"I think the whole market understands that this deal is important and it will bring lots of stability, so much important stability to the market, and we are very close," Dmitriev, who is also one of Moscow's top negotiators, told CNBC.
Dmitriev was first to make a public declaration of the need for an enlarged supply pact, potentially involving producers outside the OPEC+ group that currently consists of the Organization of Petroleum Exporting Countries (OPEC) and some other oil producers led by Moscow, Reuters wrote.
A previous three-year deal to stabilize oil prices collapsed a month ago, with Saudi Arabia and Russia blaming each other for failure to find a compromise at an OPEC+ meeting in Vienna on March 6.
Saudi Arabia and Russia were initially set to meet on Monday to discuss output cuts, but that has now been pushed back to April 9, as oil prices continue to come under pressure.
G20 energy ministers and members of some other international organizations will hold a video conference to be hosted by Saudi Arabia on April 10, a senior Russian source said on Monday, as part of the efforts to get the United States involved in a new deal on production cuts.
Oil prices fell on Monday after Saudi Arabia and Russia delayed the meeting as the coronavirus pandemic pummels demand.
Brent crude fell more than $3 when Asian markets opened but recovered some ground, with traders hopeful a deal between the top producers was still within reach.
Brent was down $1.08, or 3.2%, at $33.03 a barrel.
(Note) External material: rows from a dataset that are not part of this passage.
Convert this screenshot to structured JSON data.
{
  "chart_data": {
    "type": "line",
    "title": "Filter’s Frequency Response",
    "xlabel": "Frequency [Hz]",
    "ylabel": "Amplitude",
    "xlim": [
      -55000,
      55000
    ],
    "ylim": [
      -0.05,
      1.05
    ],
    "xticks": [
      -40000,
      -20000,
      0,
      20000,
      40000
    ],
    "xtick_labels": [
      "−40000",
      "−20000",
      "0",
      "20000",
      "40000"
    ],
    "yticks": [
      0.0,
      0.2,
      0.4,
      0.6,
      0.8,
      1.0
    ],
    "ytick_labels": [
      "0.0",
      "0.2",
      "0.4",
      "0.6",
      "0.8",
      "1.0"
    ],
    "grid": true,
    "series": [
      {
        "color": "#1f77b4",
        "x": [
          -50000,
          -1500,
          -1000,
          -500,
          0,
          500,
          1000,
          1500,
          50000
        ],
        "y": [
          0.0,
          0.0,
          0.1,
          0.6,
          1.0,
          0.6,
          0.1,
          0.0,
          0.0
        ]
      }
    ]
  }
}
US crude was $1.49, or 5.3%, lower at $26.85 a barrel, off a session low of $25.28.
US Energy Secretary Dan Brouillette said that after speaking with the energy ministers of Saudi Arabia and Russia he hoped the countries will end their war over market share this week.
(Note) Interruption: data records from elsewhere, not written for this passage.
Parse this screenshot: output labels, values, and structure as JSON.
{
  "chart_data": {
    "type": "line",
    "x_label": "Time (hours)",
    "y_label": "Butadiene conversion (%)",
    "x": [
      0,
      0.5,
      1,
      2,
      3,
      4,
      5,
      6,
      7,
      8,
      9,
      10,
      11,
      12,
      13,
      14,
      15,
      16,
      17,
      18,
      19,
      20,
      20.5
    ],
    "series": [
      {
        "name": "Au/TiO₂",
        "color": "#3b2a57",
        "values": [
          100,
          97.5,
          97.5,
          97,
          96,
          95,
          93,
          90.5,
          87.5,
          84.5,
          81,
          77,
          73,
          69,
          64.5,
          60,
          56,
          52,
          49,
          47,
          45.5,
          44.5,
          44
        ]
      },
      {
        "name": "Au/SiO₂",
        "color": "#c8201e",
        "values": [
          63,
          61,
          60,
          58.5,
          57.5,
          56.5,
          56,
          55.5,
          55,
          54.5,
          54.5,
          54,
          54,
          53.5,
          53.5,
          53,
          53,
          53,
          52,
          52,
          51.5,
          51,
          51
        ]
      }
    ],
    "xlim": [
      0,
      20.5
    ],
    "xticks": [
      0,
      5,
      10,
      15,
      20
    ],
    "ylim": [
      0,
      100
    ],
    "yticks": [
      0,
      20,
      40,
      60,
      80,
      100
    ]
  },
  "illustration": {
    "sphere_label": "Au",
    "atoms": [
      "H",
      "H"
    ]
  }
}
Kremlin spokesman Dmitry Peskov also said Moscow was ready to coordinate with other oil exporting countries to help stabilize the market and that the OPEC+ meeting was delayed for technical reasons.
OPEC+ is working on a deal to cut production by about 10% of world supply, or 10 million barrels per day (bpd), in what member states expect to be an unprecedented global effort.
Monday's slump in crude benchmarks came after a strong surge on April 2 and 3, with Brent gaining 38% and WTI 39.5% over the two days as the market reacted to US President Donald Trump's tweets that a deal to cut output was imminent.
Investor morale in the euro zone fell to an all-time low in April and the bloc's economy is in deep recession because of the novel coronavirus, a survey showed on Monday.
Markets were also spooked when the National Health Commission of China said on Monday that 78 new asymptomatic cases had been identified as of the end of the day on Sunday, compared with 47 the day before.
Asymptomatic patients, who show no symptoms but can still pass the virus to others, have become China's chief concern after strict containment measures succeeded in cutting the overall infection rate.